Figure 4 (Panels G-L):
- It is unclear what these images are intended to represent. The authors state they are used to evaluate cell morphology, but at this magnification, no differences can be observed, and no quantitative analysis has been performed. These images might be better suited as supplementary data to avoid reader confusion.
Line 210: The authors should indicate the average sizes of extracellular vesicles (EVs) obtained under different conditions.
Line 219: The authors state, “The EV distribution is also presented as a conditioned histogram (M),” but this does not seem to match what is shown in the figure.
Line 227: The text mentions that panel M contains an electron microscopy image, but it appears to have the same resolution as panels in Figure 4 (G-L). The authors should clarify this.

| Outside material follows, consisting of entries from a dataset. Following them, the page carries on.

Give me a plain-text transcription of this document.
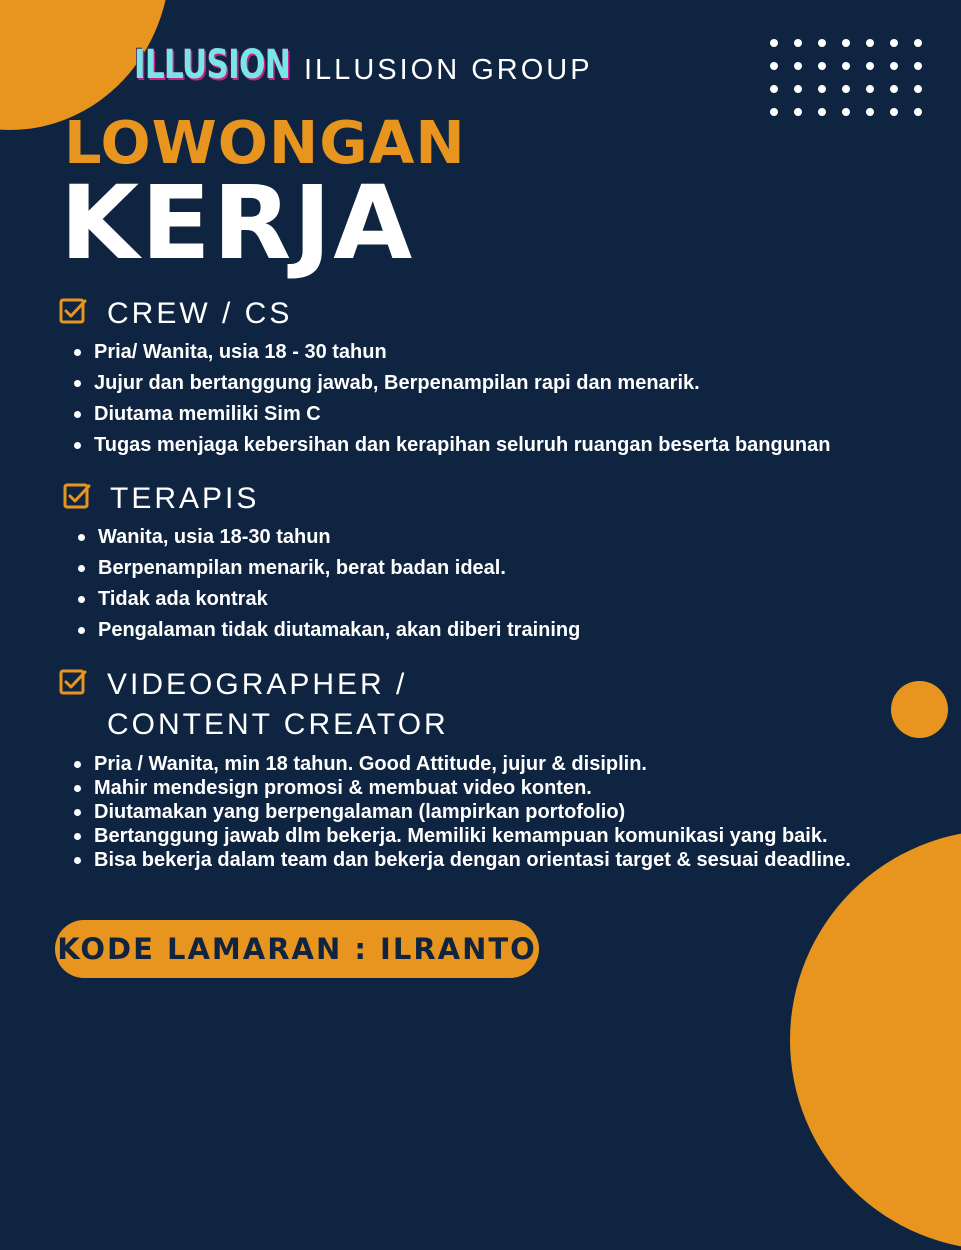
ILLUSION ILLUSION GROUP
LOWONGAN
KERJA
CREW / CS
Pria/ Wanita, usia 18 - 30 tahun
Jujur dan bertanggung jawab, Berpenampilan rapi dan menarik.
Diutama memiliki Sim C
Tugas menjaga kebersihan dan kerapihan seluruh ruangan beserta bangunan
TERAPIS
Wanita, usia 18-30 tahun
Berpenampilan menarik, berat badan ideal.
Tidak ada kontrak
Pengalaman tidak diutamakan, akan diberi training
VIDEOGRAPHER /
CONTENT CREATOR
Pria / Wanita, min 18 tahun. Good Attitude, jujur & disiplin.
Mahir mendesign promosi & membuat video konten.
Diutamakan yang berpengalaman (lampirkan portofolio)
Bertanggung jawab dlm bekerja. Memiliki kemampuan komunikasi yang baik.
Bisa bekerja dalam team dan bekerja dengan orientasi target & sesuai deadline.
KODE LAMARAN : ILRANTO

Line 253: The authors claim, “…differences in EV size, concentration, and protein markers underscore…,” but no corresponding analyses have been performed. The authors should evaluate these parameters. Are the vesicle sizes obtained through electron microscopy comparable with previous analyses?
Figure 6: The histogram in panel C+ should be clearly labeled in the text and figure legend.
Section 2.4:
- The authors describe using HBMEC as a cellular model but also report using HUVEC. However, viability and infection percentages are based solely on HBMEC data. The authors should evaluate the same effects (shown in Figure 6 A and B) in HUVEC as well.
Line 307-309: This is a description of a method and should be moved to the methods section for clarity.
Lines 316-335: The p values are in a larger font than the rest of the text. This should be standardized throughout the manuscript.
Discussion:
- The discussion is overly long and difficult to follow. Much of the initial section reads more like an introduction rather than a discussion of the results. Similar issues are present in other parts of the text. The authors should streamline and significantly condense the discussion to improve readability and clarity.
Author Response
Please see the attachment.
Author Response File: Author Response.pdf
Round 2
Reviewer 2 Report
Comments and Suggestions for AuthorsThe authors have adequately addressed my concerns, and I have no further comments.